Ella no era una fanática de Xia An, sino que siempre la envidiaba porque Xia An parecía obtener todo lo que deseaba sin esfuerzo. Sin embargo, esa envidia solo la motivaba a seguir adelante.
En realidad, en el momento en que no se daba cuenta, ya había considerado a Xia An como su objetivo de avance.
Las reputaciones de las chicas no se bromeaban así.
Con esta idea en mente, salió apresuradamente de la bañera y se dirigió al dormitorio de Xia An. Era bien tarde y dos hombres vestidos de negro aún estaban a la entrada, supuestamente para proteger a Xia An, pero en realidad la estaban reteniendo.
"Cindy, ¿qué haces aquí tan tarde?", preguntaron los hombres negros.
"Estoy aquí porque…" Cindy sintió una mezcla de culpa y nerviosismo. Había venido a ver si Xia An necesitaba ayuda, pero al ver a esos dos hombres vestidos de negro, no sabía cómo explicarlo.
"Si no hay nada más, te ruego que te vayas", dijeron los hombres negros con frialdad.
"Ven aquí para ver a Xia An." Cindy se forzó a calmarse y les dijo, "El Sr. Ye lo sabe."
Los dos hombres vestidos de negro intercambiaron una mirada, pero finalmente le permitieron a Cindy entrar.
Dentro del dormitorio, Susan caminaba inquieta por la habitación, preocupada, "Xia An, ¿cómo salimos ahora? No podemos llamar a nadie."
"¿Cómo puede ser que el Sr. Ye sea tan diferente de lo normal?" Susan se lamentó mientras trataba de aliviar su angustia.
"¡No te muevas tanto! Me estás haciendo doler la cabeza." Xia An suspiró frustrada y le dijo a Susan, "¡Puedes sentarte tranquila un momento?"

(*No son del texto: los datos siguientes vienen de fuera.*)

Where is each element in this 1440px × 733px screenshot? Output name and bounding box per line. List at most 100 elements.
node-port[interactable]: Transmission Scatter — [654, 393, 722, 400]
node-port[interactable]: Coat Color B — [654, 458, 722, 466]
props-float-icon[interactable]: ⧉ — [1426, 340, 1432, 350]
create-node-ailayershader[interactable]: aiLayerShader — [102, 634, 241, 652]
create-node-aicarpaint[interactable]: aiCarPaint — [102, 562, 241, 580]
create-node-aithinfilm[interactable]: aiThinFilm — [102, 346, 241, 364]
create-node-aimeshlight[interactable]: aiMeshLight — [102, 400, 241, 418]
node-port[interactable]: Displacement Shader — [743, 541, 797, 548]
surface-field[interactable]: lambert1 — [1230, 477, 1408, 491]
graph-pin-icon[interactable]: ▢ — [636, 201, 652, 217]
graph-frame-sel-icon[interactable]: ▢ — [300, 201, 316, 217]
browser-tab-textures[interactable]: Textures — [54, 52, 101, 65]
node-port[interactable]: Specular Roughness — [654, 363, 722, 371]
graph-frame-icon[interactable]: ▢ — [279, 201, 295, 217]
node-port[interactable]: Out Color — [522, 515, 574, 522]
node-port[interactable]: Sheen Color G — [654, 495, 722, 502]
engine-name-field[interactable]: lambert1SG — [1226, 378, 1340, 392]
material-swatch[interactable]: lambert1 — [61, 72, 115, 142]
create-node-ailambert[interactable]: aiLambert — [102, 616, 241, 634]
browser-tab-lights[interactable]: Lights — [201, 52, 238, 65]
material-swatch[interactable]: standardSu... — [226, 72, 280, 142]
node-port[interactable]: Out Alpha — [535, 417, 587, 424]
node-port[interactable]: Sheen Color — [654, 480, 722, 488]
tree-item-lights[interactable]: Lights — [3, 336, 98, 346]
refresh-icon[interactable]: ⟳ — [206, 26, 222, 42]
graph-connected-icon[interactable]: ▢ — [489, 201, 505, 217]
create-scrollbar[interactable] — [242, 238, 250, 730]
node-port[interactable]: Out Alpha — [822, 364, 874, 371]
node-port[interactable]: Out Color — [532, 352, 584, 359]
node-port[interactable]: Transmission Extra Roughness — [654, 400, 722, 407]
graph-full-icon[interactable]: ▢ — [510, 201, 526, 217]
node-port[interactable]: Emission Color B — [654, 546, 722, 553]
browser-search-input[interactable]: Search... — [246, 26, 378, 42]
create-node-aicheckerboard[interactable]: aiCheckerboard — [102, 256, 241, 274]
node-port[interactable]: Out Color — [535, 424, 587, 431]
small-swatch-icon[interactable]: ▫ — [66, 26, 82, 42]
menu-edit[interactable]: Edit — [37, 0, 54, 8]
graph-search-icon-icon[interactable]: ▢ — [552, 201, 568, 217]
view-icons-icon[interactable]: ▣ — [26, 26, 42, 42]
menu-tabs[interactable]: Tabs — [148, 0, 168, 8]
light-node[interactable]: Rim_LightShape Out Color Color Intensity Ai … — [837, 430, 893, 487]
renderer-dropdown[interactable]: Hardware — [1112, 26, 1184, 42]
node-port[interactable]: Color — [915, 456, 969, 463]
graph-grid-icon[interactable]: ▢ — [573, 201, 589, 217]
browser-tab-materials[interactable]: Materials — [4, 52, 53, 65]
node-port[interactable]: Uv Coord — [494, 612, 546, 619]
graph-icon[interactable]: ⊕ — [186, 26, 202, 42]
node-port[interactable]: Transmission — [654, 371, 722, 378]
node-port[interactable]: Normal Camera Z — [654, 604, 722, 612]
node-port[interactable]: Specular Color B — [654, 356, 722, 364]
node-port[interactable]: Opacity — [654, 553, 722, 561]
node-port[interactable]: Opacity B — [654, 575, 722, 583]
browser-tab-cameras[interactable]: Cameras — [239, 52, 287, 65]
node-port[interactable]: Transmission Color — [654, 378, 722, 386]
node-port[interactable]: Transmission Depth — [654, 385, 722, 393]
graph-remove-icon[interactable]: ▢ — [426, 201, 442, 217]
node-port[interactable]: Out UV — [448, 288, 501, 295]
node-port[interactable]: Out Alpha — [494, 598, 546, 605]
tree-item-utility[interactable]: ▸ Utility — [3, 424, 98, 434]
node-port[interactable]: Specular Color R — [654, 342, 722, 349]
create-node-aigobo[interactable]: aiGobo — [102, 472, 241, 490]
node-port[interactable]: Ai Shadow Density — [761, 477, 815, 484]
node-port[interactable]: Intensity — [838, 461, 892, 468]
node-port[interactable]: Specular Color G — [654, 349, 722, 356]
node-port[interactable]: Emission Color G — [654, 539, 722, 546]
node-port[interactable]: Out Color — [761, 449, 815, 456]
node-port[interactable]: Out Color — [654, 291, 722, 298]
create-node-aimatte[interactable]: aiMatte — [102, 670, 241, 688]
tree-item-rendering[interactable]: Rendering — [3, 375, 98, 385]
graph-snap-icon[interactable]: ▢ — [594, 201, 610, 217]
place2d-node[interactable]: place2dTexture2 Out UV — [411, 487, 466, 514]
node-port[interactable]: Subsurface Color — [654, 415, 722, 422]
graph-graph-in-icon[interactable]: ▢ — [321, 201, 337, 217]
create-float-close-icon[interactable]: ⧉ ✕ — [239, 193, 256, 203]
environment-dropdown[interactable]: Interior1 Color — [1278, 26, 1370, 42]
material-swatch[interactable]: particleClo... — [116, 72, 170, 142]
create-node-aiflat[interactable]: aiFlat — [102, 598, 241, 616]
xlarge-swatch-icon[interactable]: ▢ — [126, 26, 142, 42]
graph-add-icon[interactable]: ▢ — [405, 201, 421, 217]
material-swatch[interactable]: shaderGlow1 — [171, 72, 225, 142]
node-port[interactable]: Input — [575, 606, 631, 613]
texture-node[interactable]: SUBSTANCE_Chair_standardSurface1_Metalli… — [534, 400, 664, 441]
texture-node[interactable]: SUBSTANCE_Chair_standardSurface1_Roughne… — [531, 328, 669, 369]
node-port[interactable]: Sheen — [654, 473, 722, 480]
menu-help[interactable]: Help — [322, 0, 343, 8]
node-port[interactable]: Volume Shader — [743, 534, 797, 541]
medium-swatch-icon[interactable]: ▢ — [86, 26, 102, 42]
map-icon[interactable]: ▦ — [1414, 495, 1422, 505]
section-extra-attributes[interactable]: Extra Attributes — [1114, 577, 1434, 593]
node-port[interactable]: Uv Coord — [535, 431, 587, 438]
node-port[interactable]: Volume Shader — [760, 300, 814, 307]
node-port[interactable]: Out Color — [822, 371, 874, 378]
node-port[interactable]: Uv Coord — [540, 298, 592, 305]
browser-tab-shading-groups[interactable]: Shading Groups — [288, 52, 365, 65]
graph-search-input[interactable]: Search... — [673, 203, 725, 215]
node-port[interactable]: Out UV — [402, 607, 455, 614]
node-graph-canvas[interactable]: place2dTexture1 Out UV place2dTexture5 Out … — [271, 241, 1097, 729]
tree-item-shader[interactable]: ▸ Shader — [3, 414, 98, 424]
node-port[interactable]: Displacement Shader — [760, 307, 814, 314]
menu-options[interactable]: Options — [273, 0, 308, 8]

"¿Cómo puedo estar en calma?", suspiró Susan. "Xia An, ¡no podemos quedarnos aquí! ¡Ella nos tiene rodeados en el umbral y no nos dejará ir!"
Susan se sentó junto a Xia An y le tomó la mano, "Xia An, ¿ya tienes un plan? ¡Dímelo, ¿qué debemos hacer ahora?"
"Confía en mí, haré lo que digas."
"¡No puedes dejarme luchar así!", protestó Susan. "¿Cómo vas a pensar conmigo molestando?"
Cuando escuchó esto, la cara de Susan se volvió sombría, "Eso quiere decir… aún no tienes un plan, ¿verdad?"
"Sí." Xia An no estaba en prisa; incluso si estuviera en la cena, no dejaría que Ye Wen la domiñara. Pero Susan era tan impulsiva.
"Entonces, ¡corremos!", sugirió Susan, mirando hacia la puerta. "¡No podemos irnos por la puerta! ¡Xia An, salgamos por las ventanas! ¡Solo si escapamos, el Sr. Ye no nos podrá tocar!"
"¿Eres tonta?", preguntó Xia An con tristeza. "Es el piso 16; ¿cómo podemos salir por la ventana y sobrevivir?"